Fatima lui désigne le buffet. Il trifouille dans l’amas de lettres, en retire une qu’il ouvre précipitamment et en parcourt la teneur. Il prend sa voiture et démarre en trombe.
*
Sabine n’a pas pu aller au commissariat parce qu’elle aurait dû traverser le village à pied. Elle a elle-même trouvé la solution en se cachant dans les combes de sa maison. Celles-ci sont truquées pour certaines actions de film qui recherchent un décor de toit. Il y a un local technique qui pourrait convenir et qui dispose d’une sortie dérobée si le choses tournent mal.
Olivia est toujours derrière la fenêtre de chez Sabine.
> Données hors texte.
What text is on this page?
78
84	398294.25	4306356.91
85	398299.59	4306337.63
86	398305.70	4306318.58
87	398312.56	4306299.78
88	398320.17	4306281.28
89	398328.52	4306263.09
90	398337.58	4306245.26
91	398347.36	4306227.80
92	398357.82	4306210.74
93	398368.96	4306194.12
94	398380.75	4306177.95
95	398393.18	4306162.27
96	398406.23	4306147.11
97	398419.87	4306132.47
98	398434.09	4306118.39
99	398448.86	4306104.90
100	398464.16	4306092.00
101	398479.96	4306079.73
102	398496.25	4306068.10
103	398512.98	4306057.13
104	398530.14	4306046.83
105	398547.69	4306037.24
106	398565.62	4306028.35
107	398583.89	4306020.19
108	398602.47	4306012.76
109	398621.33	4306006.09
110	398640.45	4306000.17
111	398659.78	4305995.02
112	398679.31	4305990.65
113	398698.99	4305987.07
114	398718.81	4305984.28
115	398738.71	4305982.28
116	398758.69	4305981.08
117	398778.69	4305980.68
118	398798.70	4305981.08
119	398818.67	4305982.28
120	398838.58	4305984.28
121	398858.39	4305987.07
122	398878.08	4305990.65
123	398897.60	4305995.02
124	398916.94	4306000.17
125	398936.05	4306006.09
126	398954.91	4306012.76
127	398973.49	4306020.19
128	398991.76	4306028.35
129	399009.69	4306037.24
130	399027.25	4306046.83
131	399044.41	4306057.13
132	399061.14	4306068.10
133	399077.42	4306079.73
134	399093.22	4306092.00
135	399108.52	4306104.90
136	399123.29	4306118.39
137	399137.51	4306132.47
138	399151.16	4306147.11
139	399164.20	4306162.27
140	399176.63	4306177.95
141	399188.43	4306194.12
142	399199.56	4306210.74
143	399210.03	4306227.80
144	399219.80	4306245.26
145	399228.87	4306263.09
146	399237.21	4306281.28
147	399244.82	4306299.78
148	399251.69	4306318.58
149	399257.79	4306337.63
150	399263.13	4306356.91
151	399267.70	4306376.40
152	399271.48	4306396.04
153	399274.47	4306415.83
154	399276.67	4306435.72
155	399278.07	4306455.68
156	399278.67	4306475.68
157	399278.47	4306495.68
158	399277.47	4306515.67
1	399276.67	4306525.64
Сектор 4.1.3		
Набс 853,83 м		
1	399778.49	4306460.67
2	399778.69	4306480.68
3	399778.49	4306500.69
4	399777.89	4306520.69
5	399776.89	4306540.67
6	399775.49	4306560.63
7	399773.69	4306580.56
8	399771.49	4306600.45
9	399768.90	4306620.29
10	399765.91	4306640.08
Elle a déjà vu Hélène qui a rejoint les rochers. Maintenant, elle observe les deux hommes qui consultent leur montre. Eux, comme elle, ont une demi-heure avant le rendez-vous. L’un d’eux reçoit un texto ; les deux hommes se lèvent précipitamment et tournent la tête vers quelqu’un qui les interpelle de loin.
C’est Bruno. Il arrive du bout de la plage avec une lettre en main. Il fixe les deux complices et les aborde fort énervé. Il désigne les rochers, puis il pointe son doigt sur Jacques, presque menaçant. Jacques semble calmer Bruno. Celui-ci continue son chemin d’un pas rageur. Les deux comparses attendent que Bruno ait disparu pour se diriger sans hésiter vers la maison de Sabine. Olivia recule. Elle cherche des yeux un lieu de repli, quand un revolver vient se planter dans son dos. C’est Bérangère.
- On va gentiment attendre son grand frère, lui susurre-t-elle. Puis on ira chez Bruno récupérer les petits Bretons.
En peu de temps, Olivia a les mains liées au dossier d’une chaise sur laquelle on l’a assise. Son portable sonne. Calmement, Bérangère met le haut-parleur et ordonne à Olivia de répondre.
- Olivia ? demande Grégoire.
- Oui, dit-elle peu assurée.
- Tout va bien ?
- Oui, souffle-t-elle, l’arme toujours sur la tempe.
- Et les poissons ? essaie encore Grégoire.
- Ils ne sont pas là, je suis chez Sabine.
- Parfait, je suis là dans cinq minutes, conclut-il.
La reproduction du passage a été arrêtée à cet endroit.